Just before eight A.M., police started patting people down and allowing them inside the school compound. The line stalled for a further two hours as dozens of government officials, members of the Afghan National Security Forces, and other influential people were escorted to the front, many emerging with their cards within minutes. The waiting crowd’s irritation was palpable, but at this point the fun was not entirely lost. A young engineer wearing a black suit and a purple shirt and tie disclosed to the people around him that he had been a failed candidate for provincial council the last time around.

“How many votes did you get, Mr. Representative?” someone teased.

“Seventeen hundred and forty-three,” replied the engineer. “But my family didn’t know that I was a candidate — the votes would have been much more if I had told them.”

“And where is your voting card, Mr. Representative?”

“An MP friend of mine took it for his registration and never gave it back to me, the bastard,” said the engineer. (Electoral law requires prospective candidates to present a certain number of voter cards from supporters in order to qualify.) Another hour later, the phone of the man in front of me began playing the theme song from Valley of the Wolves, a popular Turkish soap opera dubbed in Dari. “Can you Bluetooth that ringtone to me?” said Mr. Representative over my shoulder. “I may not get a voter card, but at least I’ll get a ringtone and save myself ten afghanis [about twenty cents].”

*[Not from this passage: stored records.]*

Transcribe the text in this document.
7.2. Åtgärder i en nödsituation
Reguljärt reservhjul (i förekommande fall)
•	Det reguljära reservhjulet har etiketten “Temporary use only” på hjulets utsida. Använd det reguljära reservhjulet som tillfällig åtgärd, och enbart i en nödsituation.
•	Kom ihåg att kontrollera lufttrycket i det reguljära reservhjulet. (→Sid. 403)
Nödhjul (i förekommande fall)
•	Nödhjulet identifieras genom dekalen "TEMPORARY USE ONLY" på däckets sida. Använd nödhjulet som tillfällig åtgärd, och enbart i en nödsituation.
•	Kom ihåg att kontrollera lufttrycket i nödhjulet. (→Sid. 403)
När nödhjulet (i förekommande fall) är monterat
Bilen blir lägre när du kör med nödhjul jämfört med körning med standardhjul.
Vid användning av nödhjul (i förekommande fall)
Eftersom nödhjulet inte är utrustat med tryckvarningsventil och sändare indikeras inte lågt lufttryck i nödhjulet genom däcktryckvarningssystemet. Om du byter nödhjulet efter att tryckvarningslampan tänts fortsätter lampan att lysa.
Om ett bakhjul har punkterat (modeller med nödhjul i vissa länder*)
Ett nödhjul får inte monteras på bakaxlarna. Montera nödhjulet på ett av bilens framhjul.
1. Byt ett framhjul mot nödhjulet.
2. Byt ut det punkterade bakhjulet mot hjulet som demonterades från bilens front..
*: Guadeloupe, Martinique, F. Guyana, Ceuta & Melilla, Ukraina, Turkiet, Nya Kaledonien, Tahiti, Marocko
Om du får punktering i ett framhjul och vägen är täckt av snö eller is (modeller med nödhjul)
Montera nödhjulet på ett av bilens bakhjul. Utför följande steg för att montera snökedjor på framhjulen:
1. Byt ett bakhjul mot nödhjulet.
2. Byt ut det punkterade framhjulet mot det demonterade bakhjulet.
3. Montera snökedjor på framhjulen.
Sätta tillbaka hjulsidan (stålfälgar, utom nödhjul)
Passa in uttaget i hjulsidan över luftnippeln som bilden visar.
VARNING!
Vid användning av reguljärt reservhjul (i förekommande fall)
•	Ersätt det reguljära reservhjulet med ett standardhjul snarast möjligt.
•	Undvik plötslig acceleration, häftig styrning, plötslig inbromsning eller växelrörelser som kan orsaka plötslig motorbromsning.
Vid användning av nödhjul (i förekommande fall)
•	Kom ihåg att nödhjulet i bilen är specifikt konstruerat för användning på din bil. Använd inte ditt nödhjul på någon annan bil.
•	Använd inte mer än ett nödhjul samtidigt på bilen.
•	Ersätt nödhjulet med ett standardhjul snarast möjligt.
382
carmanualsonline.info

As lunchtime drew near and our line still failed to make progress, the anger overflowed. Elderly men tried to rush the classroom where the cards were being issued. “I am old and sick. I can’t stand in line anymore,” said a frail, turbaned man without a single tooth in his lower jaw. “If you’re sick, go be first in line at the hospital,” replied a young man. One of the election workers escorted a mullah to the door of the classroom. Usually clergy are accorded enormous respect in Afghanistan, but this morning the crowd was not having it. “Soldiers give blood,” shouted one person, referring to the dozens of uniformed men who had cut the line. “What does the mullah give?” The mullah entered silently, his head bowed. When he emerged with his voter card, another chant was started: “The unjust mullah! The unjust mullah!” He walked quickly out of the school.

At 11:50 A.M., after more than six hours of waiting and just before the three clerks inside the classroom went on their hour-long lunch break, Qiam and I got our cards. Frustration and exhaustion — partially of our doing, since we’d waited until election eve to register — overshadowed our excitement. Not that the run-up to the elections has been all that politically exciting anyway. None of the presidential candidates seems prepared to address the challenges Afghanistan will face in its first transition of power since Karzai took office. Some fail to realize the enormity of those challenges; others are simply too divisive. Still, the crowd at the school seemed intent on affirming what Afghanistan has lacked in recent decades — democratic continuity — even in the face of lackluster candidates and Taliban fearmongering.

My friends registering on the women’s side later reported that the female security officer at the gate had told each person she frisked that police had intelligence on a possible suicide attack — which was either true or a way of discouraging people from waiting. But as far as my friends could see, no one left without a voter card.